Все это по-прежнему, Михаил Юрьевич, по-прежнему стоят платаны, и скосилась коряга грецких орехов, и в палисаднике цветут цветы. Я сидел за вашим письменным столом, встречая ночь. Пятиглавый, — так называли вы его, — Бештау синел, уходя во мрак. Я был один. Над землей дул ветер, очень сильный, он пахнул степью и качал деревья в палисаднике. В домишке было глухо и сыровато. Я думал о том, что, если бы мы жили одновременно, мы, вернее всего, не встретились бы! — я был Апфельбаумом. Я говорил с вами через столетье о том, что встретиться нам необходимо, чтобы чокнуться временем сердца о сердце. Я заснул тогда очень поздно, перед сном рассматривая янтари ваших трубок. И ночью я видел вас, во сне. Это было в степной станице, в полку, в новогоднюю ночь, вы держали в руке рог, офицеры безмолствовали, вы были очень бледны, ваши глаза, всегда тяжелые, были особенно тяжелы, — вы сказали — «Я пью за — за жизнь!» — и кругом были мертвецы, мертвые офицеры, мертвая корчма, ночь, — все было мертво, и на стене блистал император Николай. Живы были только мы. Нам сказали, что нас ждут, — мы вышли. Нас ждал самолет, пилот был тот самый, который принес меня из Москвы. «Через сто лет самолет будет только дилижансом», — сказали вы, Михаил Юрьевич, — «но тогда мы найдем другие пути, чтобы брать за сердце жизнь и чтобы чокаться смертями. Впрочем, я знаю, что останется, если будет жизнь, — останутся — смерть, любовь, рождение, рассветы и ветры!» — над степью ревел буран, космы снега заплетали Лермонтова, его папаху, его бурку, сплетая его с космосом. Вопреки стихиям над буранною степью высился Эльборус. «Мы летим меряться силами со стихиями!» — крикнули вы, Михаил Юрьевич. — Я проснулся. Был мертвый час ночи. Всеми нервами своими я ощутил, что лежу в доме, где некогда лежал мертвец — Лермонтов. Над домом, за ставнями, свистел ветер. Я зажег спичку, закурил, осмотрелся, открыл ставню. Светало. Свистел синий ветер.
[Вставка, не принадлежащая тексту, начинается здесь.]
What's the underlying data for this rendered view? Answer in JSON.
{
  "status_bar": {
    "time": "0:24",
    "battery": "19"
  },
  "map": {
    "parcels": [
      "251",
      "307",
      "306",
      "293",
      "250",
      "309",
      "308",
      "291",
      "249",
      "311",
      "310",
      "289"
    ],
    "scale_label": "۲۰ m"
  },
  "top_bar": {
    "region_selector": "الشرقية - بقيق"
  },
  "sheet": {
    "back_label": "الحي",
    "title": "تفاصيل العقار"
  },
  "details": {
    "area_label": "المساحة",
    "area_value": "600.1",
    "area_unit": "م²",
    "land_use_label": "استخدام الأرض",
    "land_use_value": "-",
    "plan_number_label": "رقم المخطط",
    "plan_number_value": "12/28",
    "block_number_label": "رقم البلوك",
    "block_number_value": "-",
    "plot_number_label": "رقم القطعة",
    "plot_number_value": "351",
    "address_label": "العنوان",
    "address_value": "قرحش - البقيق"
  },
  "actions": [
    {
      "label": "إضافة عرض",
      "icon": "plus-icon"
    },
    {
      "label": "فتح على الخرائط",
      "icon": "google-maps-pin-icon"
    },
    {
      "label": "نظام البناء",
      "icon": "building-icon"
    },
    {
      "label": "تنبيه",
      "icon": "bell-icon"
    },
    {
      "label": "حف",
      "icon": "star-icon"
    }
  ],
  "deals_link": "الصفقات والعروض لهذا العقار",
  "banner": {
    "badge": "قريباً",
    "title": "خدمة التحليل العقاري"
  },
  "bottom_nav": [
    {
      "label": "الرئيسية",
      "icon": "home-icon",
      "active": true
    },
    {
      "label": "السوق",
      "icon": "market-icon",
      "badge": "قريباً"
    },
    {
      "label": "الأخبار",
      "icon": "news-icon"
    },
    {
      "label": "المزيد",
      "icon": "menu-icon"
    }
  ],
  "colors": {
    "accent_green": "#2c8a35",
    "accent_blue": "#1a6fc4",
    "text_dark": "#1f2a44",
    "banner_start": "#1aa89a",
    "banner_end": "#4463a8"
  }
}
Утром я понял, что от Лермонтова в его доме ничего не осталось, кроме чинары и черешен в палисаднике. Пролетарский поэт Тришин, хранивший лермонтовскую усадьбу, сказал мне, что письменный стол, столик у дивана, мундштуки — все это привезено из Петербурга, из дворцовых фондов. Кроме чинар остались перестроенные стены дома да память о том, как расположены были комнаты при Лермонтове и Столыпине. Полковник Челищев, домохозяин, призывал попа освящать этот домишко после того, как лежал здесь труп Лермонтова.
Но Тришин сказал мне, что рядом в переулке сохранился дом Верзилиных, ставший впоследствии домом Шан-Гиреев, национализированный в годы революции, — и что в доме живет сейчас Евгения Акимовна Шан-Гирей, дочь Акима Шан-Гирея, друга и двоюродного брата Лермонтова, с которым Михаил Юрьевич вместе возрастал, называя его в письмах Екимом, — дочь Акима Шан-Гирея и Эмилии Александровны Клинкенберг, той, которую по неверному преданию называют княжной Мэри. Я пошел в этот дом. Он отдан в нищету, на дворе сапожничал рабочий. Я встретил Евгению Акимовну, ко мне вышла старушка в темном платье, я знал уже, что ей семьдесят три года, лицо ее было светло. Время остановилось. Мы заговорили. Мы стояли на террасе, завитой виноградником.
— Тогда этого хода не было, — сказала Евгения Акимовна, — спускались через террасу, и вот здесь, — она указала рукой, — на этом месте Мартынов вызвал Лермонтова на дуэль. Лермонтов был злой человек, он не любил людей и всегда издевался над слабостями его окружающих. Мартынов любил порисоваться, одевался черкесом и ходил с засученными рукавами, нося на поясе громадный кинжал… Так рассказывала моя мама.
Мы вошли в дом.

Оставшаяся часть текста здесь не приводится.